Se trataba, en palabras de uno de sus promotores, el senador Humberto de la Calle, de romper “el insoportable silencio atronador” que rodea la muerte y persecución no solo de los firmantes del acuerdo de paz, sino de los líderes sociales. Un flagelo que se mantiene. Así invitó a través de sus redes sociales quien fuera artífice de la paz firmada con la exguerrilla al emotivo plantón que con tal propósito tuvo lugar ayer por la tarde en la plaza de Bolívar.
Y según cifras de Indepaz, el año pasado fueron asesinados en el país 188 líderes sociales y 44 firmantes. Este año ya van 15 líderes y 4 exintegrantes de las antiguas Farc. El problema, como si hiciera falta recalcarlo, es que mientras más pasa el tiempo esos números tienden cada vez más a deshumanizarse. Se termina pasando por alto no solo la tragedia que hay detrás de cada muerte para la familia y la comunidad que sobrevive a la víctima, sino el daño que se causa a la sociedad. Cada nuevo registro de un líder o un firmante caído por efecto de las balas asesinas sirve para apuntalar en el inconsciente del país el terrible mensaje de que jugársela por el bien común y por la salida negociada a los conflictos sociales y políticos puede ser sinónimo de entregar la propia vida.
Esto no puede ser así. Y bienvenido lo que se haga para romper la fatal inercia. El principal reto, si se quiere frenar en seco –como corresponde– esta ola de violencia es enviarles a los violentos el mensaje de que lo que hacen tiene un costo social y penal enorme, que hay una sociedad rodeando a estas personas en su apuesta por un país mejor.

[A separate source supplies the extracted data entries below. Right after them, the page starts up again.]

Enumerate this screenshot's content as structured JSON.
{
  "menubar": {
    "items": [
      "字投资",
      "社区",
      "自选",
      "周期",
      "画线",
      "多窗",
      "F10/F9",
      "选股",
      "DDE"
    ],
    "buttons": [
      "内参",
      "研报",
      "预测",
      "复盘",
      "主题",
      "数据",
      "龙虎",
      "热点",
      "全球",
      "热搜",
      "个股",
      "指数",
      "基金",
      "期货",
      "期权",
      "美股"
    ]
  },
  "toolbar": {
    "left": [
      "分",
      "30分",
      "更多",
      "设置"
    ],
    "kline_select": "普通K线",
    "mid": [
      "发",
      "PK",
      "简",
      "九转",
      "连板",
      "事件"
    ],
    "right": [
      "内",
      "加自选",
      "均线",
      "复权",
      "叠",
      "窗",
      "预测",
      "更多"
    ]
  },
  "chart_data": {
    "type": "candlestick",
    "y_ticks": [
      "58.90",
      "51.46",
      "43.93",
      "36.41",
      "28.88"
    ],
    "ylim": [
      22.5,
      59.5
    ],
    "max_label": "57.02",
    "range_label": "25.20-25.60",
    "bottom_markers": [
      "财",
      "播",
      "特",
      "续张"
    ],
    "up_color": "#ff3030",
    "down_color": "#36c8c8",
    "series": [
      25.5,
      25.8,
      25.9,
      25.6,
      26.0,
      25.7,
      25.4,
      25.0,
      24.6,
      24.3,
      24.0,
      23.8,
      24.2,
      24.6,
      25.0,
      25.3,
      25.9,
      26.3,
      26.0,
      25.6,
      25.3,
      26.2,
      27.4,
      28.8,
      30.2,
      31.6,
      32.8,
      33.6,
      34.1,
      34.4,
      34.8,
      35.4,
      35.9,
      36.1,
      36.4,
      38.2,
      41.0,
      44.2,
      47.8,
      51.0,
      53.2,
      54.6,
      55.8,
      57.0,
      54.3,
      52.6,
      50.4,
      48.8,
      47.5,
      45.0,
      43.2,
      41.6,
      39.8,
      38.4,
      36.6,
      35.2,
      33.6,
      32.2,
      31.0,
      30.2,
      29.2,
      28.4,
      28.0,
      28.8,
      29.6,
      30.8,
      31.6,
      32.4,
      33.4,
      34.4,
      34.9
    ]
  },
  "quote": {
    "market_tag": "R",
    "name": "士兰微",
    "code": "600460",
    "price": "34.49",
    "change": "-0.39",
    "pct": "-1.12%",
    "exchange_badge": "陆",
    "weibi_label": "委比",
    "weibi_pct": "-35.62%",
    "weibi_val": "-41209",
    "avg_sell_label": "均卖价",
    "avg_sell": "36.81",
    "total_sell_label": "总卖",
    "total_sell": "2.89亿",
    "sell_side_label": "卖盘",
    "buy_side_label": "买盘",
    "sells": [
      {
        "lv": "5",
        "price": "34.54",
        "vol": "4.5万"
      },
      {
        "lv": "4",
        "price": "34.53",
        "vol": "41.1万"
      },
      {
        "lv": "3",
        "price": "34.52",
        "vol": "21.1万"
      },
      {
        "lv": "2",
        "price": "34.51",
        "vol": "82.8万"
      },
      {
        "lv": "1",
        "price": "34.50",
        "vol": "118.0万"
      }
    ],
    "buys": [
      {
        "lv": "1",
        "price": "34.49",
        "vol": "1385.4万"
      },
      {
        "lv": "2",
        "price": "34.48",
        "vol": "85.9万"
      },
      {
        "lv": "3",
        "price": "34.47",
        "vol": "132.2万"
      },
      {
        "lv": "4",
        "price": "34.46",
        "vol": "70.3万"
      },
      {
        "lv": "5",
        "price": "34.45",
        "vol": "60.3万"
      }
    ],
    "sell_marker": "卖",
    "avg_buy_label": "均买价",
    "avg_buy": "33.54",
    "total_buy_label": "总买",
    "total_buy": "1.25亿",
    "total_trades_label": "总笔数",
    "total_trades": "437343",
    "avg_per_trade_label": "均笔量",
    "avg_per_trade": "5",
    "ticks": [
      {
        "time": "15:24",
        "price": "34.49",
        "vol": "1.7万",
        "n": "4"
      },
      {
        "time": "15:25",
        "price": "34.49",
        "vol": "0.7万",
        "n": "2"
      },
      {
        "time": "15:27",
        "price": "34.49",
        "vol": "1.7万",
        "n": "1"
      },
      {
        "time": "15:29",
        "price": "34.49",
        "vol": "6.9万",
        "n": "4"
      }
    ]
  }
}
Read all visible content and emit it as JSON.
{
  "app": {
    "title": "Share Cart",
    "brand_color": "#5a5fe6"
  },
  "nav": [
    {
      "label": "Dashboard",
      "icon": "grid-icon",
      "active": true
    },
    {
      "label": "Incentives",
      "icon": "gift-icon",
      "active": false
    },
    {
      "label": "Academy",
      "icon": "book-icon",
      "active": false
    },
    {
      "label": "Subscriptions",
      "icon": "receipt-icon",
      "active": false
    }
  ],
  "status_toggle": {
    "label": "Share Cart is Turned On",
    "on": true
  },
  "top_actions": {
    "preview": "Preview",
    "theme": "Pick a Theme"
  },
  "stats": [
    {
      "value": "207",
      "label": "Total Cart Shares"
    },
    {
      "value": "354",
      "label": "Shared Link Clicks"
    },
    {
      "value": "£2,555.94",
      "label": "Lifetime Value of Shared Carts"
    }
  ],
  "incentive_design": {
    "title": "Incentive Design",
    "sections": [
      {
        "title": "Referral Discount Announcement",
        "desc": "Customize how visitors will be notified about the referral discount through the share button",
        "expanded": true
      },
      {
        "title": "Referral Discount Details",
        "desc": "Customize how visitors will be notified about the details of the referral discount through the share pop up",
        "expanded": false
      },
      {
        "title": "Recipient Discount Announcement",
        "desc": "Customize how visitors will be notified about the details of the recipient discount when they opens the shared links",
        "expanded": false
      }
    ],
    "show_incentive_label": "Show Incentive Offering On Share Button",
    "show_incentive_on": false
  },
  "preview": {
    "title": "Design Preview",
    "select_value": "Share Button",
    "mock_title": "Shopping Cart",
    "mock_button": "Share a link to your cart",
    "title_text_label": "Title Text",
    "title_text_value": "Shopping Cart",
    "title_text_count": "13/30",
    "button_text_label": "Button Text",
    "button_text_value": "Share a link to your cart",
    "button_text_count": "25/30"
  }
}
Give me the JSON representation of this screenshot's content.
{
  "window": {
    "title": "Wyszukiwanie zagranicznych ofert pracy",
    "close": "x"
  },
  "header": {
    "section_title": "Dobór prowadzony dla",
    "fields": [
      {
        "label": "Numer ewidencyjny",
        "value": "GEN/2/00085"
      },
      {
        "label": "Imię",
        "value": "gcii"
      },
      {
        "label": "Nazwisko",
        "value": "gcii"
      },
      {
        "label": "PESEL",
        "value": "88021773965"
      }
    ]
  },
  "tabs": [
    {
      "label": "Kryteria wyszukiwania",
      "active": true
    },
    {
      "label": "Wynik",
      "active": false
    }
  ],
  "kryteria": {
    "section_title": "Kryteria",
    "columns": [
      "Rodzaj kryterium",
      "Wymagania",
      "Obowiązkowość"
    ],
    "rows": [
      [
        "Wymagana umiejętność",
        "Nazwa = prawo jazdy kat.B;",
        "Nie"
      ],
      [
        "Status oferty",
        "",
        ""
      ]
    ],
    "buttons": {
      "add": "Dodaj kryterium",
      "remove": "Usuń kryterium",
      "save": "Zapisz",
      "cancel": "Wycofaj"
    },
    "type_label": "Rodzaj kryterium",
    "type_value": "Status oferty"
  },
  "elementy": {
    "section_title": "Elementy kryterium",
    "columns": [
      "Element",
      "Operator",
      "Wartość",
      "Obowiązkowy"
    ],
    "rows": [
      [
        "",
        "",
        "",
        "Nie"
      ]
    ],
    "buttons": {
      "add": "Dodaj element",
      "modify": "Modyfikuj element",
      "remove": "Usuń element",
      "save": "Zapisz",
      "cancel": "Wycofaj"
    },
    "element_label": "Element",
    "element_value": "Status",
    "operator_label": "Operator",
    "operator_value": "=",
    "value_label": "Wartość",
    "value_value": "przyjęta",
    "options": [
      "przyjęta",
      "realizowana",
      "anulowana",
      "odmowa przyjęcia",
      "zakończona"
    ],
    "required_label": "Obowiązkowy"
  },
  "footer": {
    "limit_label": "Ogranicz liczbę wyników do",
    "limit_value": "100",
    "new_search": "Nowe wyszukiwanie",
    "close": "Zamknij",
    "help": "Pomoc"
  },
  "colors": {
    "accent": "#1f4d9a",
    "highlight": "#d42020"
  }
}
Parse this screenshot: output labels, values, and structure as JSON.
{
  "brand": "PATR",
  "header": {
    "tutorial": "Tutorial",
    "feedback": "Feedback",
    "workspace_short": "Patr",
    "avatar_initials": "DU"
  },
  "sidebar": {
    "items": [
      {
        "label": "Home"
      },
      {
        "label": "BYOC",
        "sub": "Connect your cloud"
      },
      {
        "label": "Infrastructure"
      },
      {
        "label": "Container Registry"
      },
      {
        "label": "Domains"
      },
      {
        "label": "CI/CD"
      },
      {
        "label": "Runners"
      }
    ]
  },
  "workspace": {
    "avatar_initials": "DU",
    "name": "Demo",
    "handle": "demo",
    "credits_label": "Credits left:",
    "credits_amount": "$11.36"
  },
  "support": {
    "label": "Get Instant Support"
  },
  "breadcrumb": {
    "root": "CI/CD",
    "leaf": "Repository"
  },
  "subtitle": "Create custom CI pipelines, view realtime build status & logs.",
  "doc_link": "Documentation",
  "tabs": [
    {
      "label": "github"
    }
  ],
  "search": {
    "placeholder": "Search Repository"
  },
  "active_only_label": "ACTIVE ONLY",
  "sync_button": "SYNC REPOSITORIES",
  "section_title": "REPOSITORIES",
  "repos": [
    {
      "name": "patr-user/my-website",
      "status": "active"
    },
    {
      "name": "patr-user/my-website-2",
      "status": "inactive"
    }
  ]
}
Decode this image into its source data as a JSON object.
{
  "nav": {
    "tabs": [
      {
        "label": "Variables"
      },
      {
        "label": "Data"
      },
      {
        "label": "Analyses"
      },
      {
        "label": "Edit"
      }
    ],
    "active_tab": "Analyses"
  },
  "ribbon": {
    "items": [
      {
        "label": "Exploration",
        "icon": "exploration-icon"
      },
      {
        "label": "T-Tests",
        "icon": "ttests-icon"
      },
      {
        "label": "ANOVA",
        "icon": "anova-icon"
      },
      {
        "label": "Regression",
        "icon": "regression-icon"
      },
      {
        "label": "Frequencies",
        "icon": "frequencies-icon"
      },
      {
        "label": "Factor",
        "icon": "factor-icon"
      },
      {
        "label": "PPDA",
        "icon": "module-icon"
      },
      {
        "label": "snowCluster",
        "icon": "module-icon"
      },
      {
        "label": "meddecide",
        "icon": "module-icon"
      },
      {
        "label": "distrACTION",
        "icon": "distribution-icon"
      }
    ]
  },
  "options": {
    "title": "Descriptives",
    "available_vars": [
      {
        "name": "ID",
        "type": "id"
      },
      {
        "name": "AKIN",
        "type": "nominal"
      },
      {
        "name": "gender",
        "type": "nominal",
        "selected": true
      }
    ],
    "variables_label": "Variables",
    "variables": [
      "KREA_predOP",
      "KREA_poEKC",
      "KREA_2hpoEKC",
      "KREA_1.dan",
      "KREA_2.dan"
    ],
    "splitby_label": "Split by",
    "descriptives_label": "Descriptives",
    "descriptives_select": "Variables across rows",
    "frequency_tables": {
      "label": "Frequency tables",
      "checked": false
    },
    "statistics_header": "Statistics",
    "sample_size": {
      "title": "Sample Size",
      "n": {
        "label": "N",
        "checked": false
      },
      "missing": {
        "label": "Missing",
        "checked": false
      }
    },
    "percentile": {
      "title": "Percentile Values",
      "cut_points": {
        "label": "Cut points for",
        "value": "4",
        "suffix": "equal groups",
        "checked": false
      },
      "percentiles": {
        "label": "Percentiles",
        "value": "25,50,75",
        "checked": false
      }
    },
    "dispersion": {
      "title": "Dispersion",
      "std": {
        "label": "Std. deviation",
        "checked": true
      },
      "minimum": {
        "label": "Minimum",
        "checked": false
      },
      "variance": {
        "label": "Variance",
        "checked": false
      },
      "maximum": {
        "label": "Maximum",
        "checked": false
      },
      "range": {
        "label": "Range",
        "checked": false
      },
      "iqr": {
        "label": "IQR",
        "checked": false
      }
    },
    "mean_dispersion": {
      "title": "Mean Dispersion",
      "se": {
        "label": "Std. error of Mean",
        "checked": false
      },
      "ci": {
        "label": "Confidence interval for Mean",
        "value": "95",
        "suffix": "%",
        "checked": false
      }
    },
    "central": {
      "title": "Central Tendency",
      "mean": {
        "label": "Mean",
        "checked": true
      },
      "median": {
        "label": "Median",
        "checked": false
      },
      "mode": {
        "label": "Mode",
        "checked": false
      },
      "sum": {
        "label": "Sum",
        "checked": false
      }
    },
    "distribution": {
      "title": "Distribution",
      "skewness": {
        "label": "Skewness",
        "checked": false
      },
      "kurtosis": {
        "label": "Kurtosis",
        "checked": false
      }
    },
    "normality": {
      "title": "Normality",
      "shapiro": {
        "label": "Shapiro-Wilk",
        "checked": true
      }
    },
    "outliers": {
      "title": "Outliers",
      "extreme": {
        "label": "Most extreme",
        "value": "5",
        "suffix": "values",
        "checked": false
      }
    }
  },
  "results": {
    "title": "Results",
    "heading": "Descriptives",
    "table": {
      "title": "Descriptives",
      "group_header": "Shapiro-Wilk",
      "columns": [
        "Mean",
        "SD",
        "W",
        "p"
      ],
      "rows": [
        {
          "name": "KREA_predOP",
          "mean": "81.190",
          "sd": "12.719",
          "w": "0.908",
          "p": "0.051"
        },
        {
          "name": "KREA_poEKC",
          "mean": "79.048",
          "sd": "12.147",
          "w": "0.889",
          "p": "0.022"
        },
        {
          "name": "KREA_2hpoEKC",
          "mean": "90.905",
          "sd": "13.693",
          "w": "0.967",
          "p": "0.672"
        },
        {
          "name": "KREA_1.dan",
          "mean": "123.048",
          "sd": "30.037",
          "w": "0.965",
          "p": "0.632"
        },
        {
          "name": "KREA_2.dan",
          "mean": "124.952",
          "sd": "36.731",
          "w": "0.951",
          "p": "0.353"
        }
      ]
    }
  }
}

Con algunas excepciones, la motivación de quienes atentan contra firmantes y líderes suele pasar por lo incómoda que resulta, en un contexto de ausencia estatal y disputa entre mafias, la presencia de personas que han decidido salirse de esa lógica de muerte y actuar en contra. Por todo ello, no se las puede dejar solas. El Estado debe protegerlas, y la sociedad hace bien en reaccionar. Esta tragedia no puede volverse paisaje.